El reflejo sonrió. Era mi cuerpo, mi cama, mi habitación y mi rostro… pero, mis ojos, mis ojos eran distintos. Estaban llenos de avaricia y lujuria a la par que determinación. El reflejo volvió a sonreír e instintivamente, me llevé las manos a la cara. Pero no tenía la boca arqueada para reír. Yo seguía con el rostro tranquilo y los labios sellados, pero mí otro yo, el del reflejo, no paraba de sonreír.

Poco a poco, el cristal del techo comenzó a hincharse y a acercarse hacia mí, como una gran gota de plata que se desprende lentamente desde el techo. Mi otro yo no dejó de sonreír a medida que se acercaba a mí.

No supe que hacer, sobretodo, porque pensaba que se trataba de un mal sueño.

Al final, el cristal se hinchó tanto que los rostros de mis dos “yo”, estaban cara a cara. Mirándonos fijamente.

“Hora de salir”, la voz de mi yo del reflejo, sonó apagada y distante pero logró erizarme los pelos del cuerpo. Tan cerca como estaba de mí, alargué la mano y sopesé presionar aquel cristal líquido que me atosigaba con mi propio reflejo. Bastó un solo dedo en la superficie del mismo, para que este estallara en mil pedazos.

Grité de dolor como reacción ante la sensación de miles de trocitos de cristal clavándose en mi piel. Pero un segundo después, ya no había dolor. Solo un sonido, el de un golpeteo metálico contra mi pared y el jadeo de dos voces.
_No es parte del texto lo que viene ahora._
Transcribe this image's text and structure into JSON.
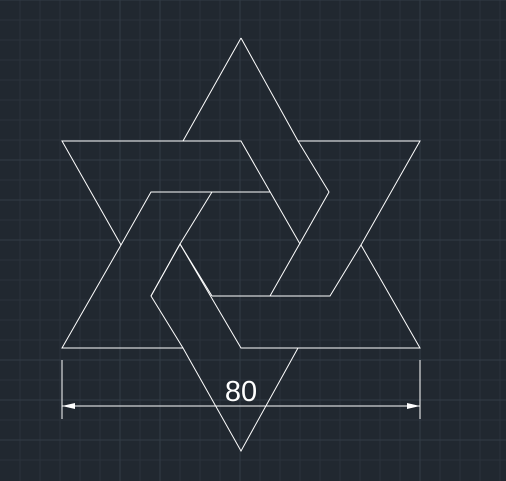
{
  "drawing": {
    "dimension_value": "80"
  },
  "colors": {
    "background": "#212830",
    "grid_minor": "#2a323b",
    "grid_major": "#333c46",
    "geometry": "#ffffff"
  }
}
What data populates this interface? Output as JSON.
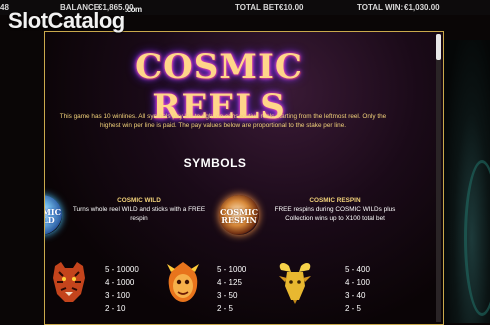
{
  "top_bar": {
    "left_fragment": "48",
    "balance_label": "BALANCE",
    "balance_value": "€1,865.00",
    "total_bet_label": "TOTAL BET",
    "total_bet_value": "€10.00",
    "total_win_label": "TOTAL WIN:",
    "total_win_value": "€1,030.00"
  },
  "watermark": {
    "text": "SlotCatalog",
    "suffix": ".com"
  },
  "logo": {
    "text": "COSMIC REELS"
  },
  "description": "This game has 10 winlines. All symbols pay left to right on consecutive reels starting from the leftmost reel. Only the highest win per line is paid. The pay values below are proportional to the stake per line.",
  "symbols_heading": "SYMBOLS",
  "specials": [
    {
      "icon": "cosmic-wild-icon",
      "icon_text": "COSMIC WILD",
      "title": "COSMIC WILD",
      "text": "Turns whole reel WILD and sticks with a FREE respin"
    },
    {
      "icon": "cosmic-respin-icon",
      "icon_text": "COSMIC RESPIN",
      "title": "COSMIC RESPIN",
      "text": "FREE respins during COSMIC WILDs plus Collection wins up to X100 total bet"
    }
  ],
  "paytable": [
    {
      "icon": "tiger-icon",
      "pays": [
        "5 - 10000",
        "4 - 1000",
        "3 - 100",
        "2 - 10"
      ]
    },
    {
      "icon": "fire-monkey-icon",
      "pays": [
        "5 - 1000",
        "4 - 125",
        "3 - 50",
        "2 - 5"
      ]
    },
    {
      "icon": "goat-icon",
      "pays": [
        "5 - 400",
        "4 - 100",
        "3 - 40",
        "2 - 5"
      ]
    }
  ],
  "colors": {
    "accent_gold": "#f2d27a",
    "panel_border": "#c9a94c",
    "background": "#0a0606"
  }
}
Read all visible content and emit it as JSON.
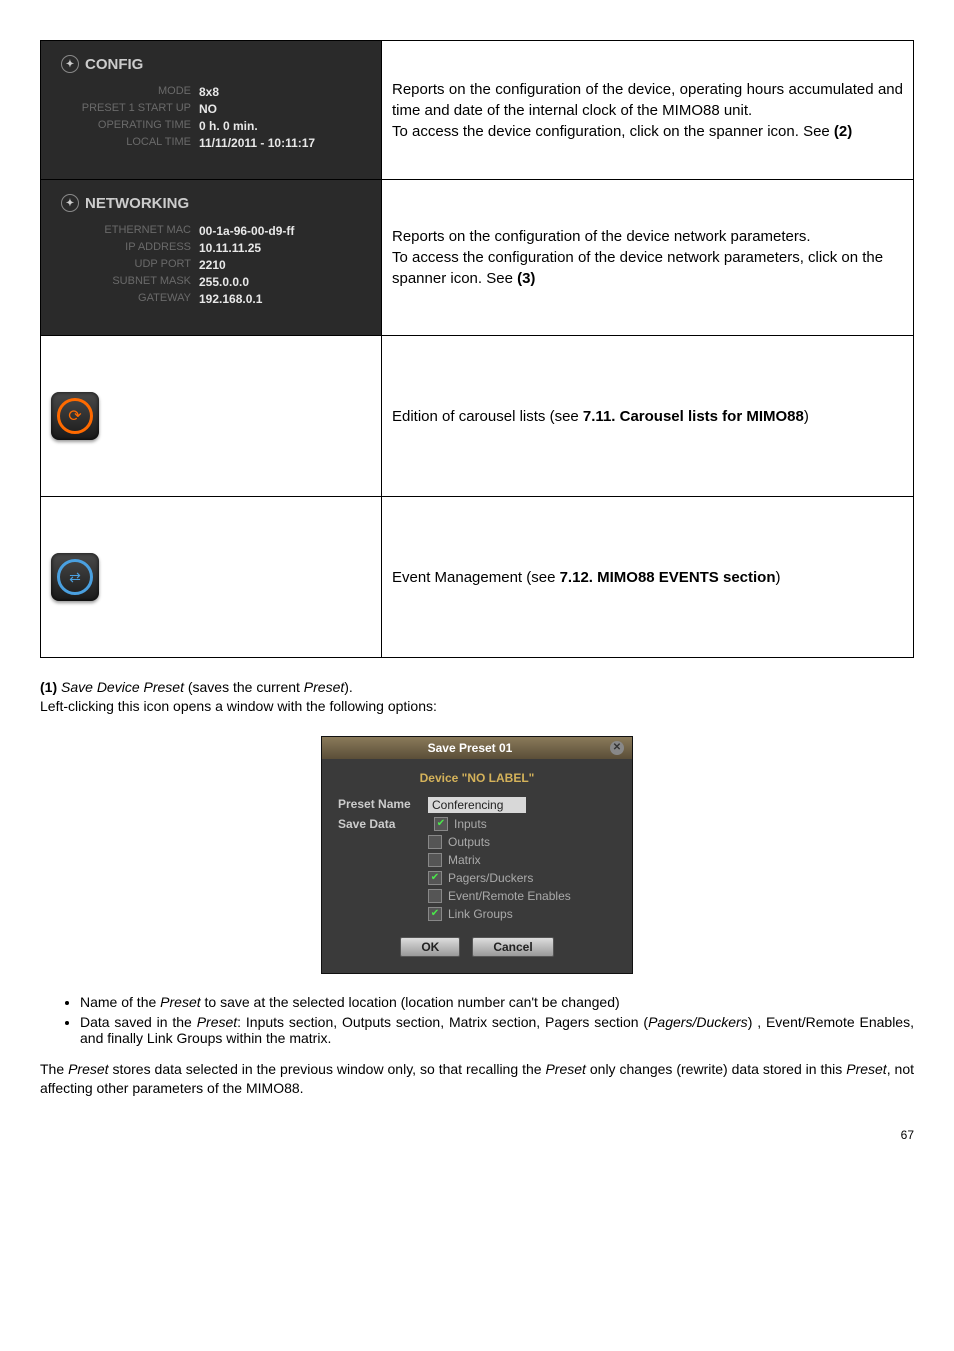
{
  "config_panel": {
    "title": "CONFIG",
    "rows": [
      {
        "label": "MODE",
        "value": "8x8"
      },
      {
        "label": "PRESET 1 START UP",
        "value": "NO"
      },
      {
        "label": "OPERATING TIME",
        "value": "0 h. 0 min."
      },
      {
        "label": "LOCAL TIME",
        "value": "11/11/2011 - 10:11:17"
      }
    ]
  },
  "config_desc": "Reports on the configuration of the device, operating hours accumulated and time and date of the internal clock of the MIMO88 unit.\nTo access the device configuration, click on the spanner icon. See (2)",
  "network_panel": {
    "title": "NETWORKING",
    "rows": [
      {
        "label": "ETHERNET MAC",
        "value": "00-1a-96-00-d9-ff"
      },
      {
        "label": "IP ADDRESS",
        "value": "10.11.11.25"
      },
      {
        "label": "UDP PORT",
        "value": "2210"
      },
      {
        "label": "SUBNET MASK",
        "value": "255.0.0.0"
      },
      {
        "label": "GATEWAY",
        "value": "192.168.0.1"
      }
    ]
  },
  "network_desc": "Reports on the configuration of the device network parameters. To access the configuration of the device network parameters, click on the spanner icon. See (3)",
  "carousel_desc": "Edition of carousel lists (see 7.11. Carousel lists for MIMO88)",
  "events_desc": "Event Management (see 7.12. MIMO88 EVENTS section)",
  "note1_bold": "(1)",
  "note1_italic": " Save Device Preset ",
  "note1_rest": "(saves the current ",
  "note1_preset": "Preset",
  "note1_end": ").",
  "note2": "Left-clicking this icon opens a window with the following options:",
  "dialog": {
    "title": "Save Preset 01",
    "device": "Device \"NO LABEL\"",
    "preset_label": "Preset Name",
    "preset_value": "Conferencing",
    "save_label": "Save Data",
    "options": [
      {
        "label": "Inputs",
        "checked": true
      },
      {
        "label": "Outputs",
        "checked": false
      },
      {
        "label": "Matrix",
        "checked": false
      },
      {
        "label": "Pagers/Duckers",
        "checked": true
      },
      {
        "label": "Event/Remote Enables",
        "checked": false
      },
      {
        "label": "Link Groups",
        "checked": true
      }
    ],
    "ok": "OK",
    "cancel": "Cancel"
  },
  "bullets": [
    "Name of the Preset to save at the selected location (location number can't be changed)",
    "Data saved in the Preset: Inputs section, Outputs section, Matrix section, Pagers section (Pagers/Duckers) , Event/Remote Enables, and finally Link Groups within the matrix."
  ],
  "final_para": "The Preset stores data selected in the previous window only, so that recalling the Preset only changes (rewrite) data stored in this Preset, not affecting other parameters of the MIMO88.",
  "page_number": "67"
}
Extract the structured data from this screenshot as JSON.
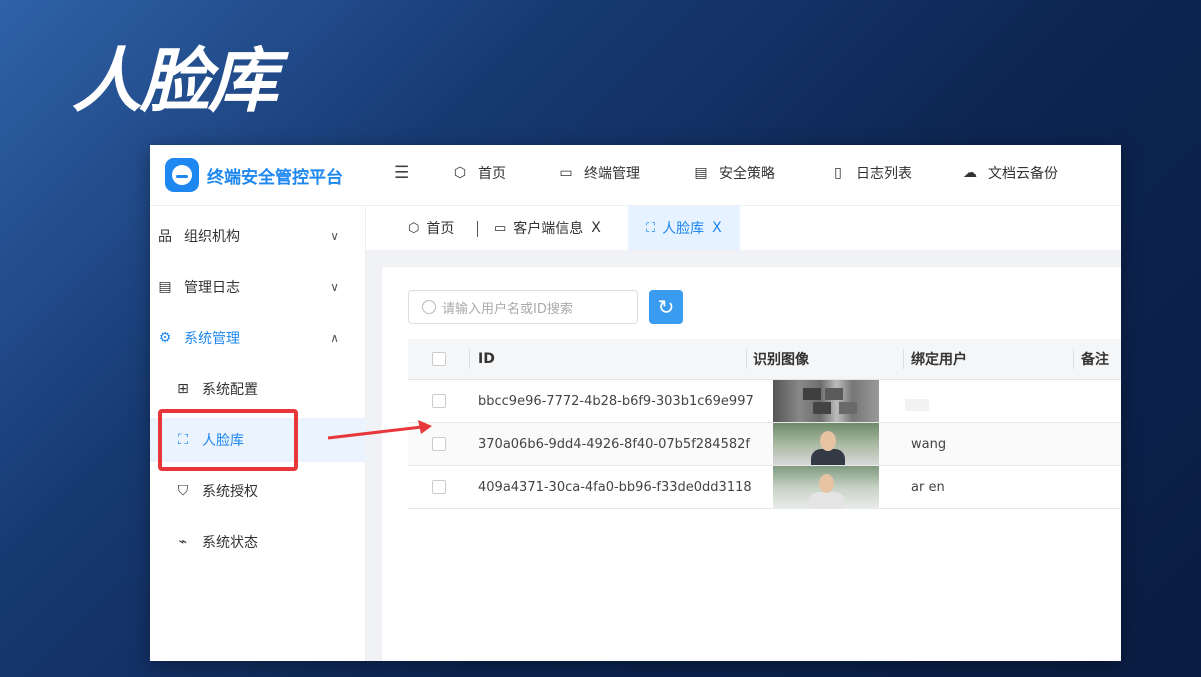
{
  "slide_title": "人脸库",
  "app": {
    "brand": "终端安全管控平台",
    "nav": [
      {
        "icon": "cube-icon",
        "label": "首页"
      },
      {
        "icon": "terminal-icon",
        "label": "终端管理"
      },
      {
        "icon": "policy-card-icon",
        "label": "安全策略"
      },
      {
        "icon": "document-icon",
        "label": "日志列表"
      },
      {
        "icon": "cloud-upload-icon",
        "label": "文档云备份"
      }
    ],
    "sidebar": [
      {
        "icon": "org-chart-icon",
        "label": "组织机构"
      },
      {
        "icon": "log-icon",
        "label": "管理日志"
      },
      {
        "icon": "gear-icon",
        "label": "系统管理"
      },
      {
        "icon": "settings-slider-icon",
        "label": "系统配置"
      },
      {
        "icon": "face-scan-icon",
        "label": "人脸库"
      },
      {
        "icon": "shield-check-icon",
        "label": "系统授权"
      },
      {
        "icon": "monitor-pulse-icon",
        "label": "系统状态"
      }
    ],
    "tabs": [
      {
        "icon": "cube-icon",
        "label": "首页"
      },
      {
        "icon": "terminal-icon",
        "label": "客户端信息"
      },
      {
        "icon": "face-scan-icon",
        "label": "人脸库"
      }
    ],
    "tab_close": "X",
    "search_placeholder": "请输入用户名或ID搜索",
    "columns": [
      "ID",
      "识别图像",
      "绑定用户",
      "备注"
    ],
    "rows": [
      {
        "id": "bbcc9e96-7772-4b28-b6f9-303b1c69e997",
        "user": ""
      },
      {
        "id": "370a06b6-9dd4-4926-8f40-07b5f284582f",
        "user": "wang"
      },
      {
        "id": "409a4371-30ca-4fa0-bb96-f33de0dd3118",
        "user": "ar      en"
      }
    ],
    "accent_color": "#1e87f0",
    "highlight_color": "#e8373a"
  }
}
Miré al techo y todo estaba normal, no había cristal en él ni un “yo” malévolo observándome. Cogí mi móvil y comprobé que ya era de día. Mi vecina Nadia, la ninfómana, me había despertado con su efusividad sexual, pero por una vez, ya no me sentía agobiado por ello… sus jadeos, habían logrado despertarme de una mala pesadilla… ¿O no?

Sentía mi cuerpo y ente en plena forma, sentía que mi esperanzas de aspirar a algo más, estaban renovadas… Sentía que era el origen del algo nuevo. Algo que no se puede mentar, pero que saben que anhelas a toda costa.

Daba así comienzo, el origen de Tabú.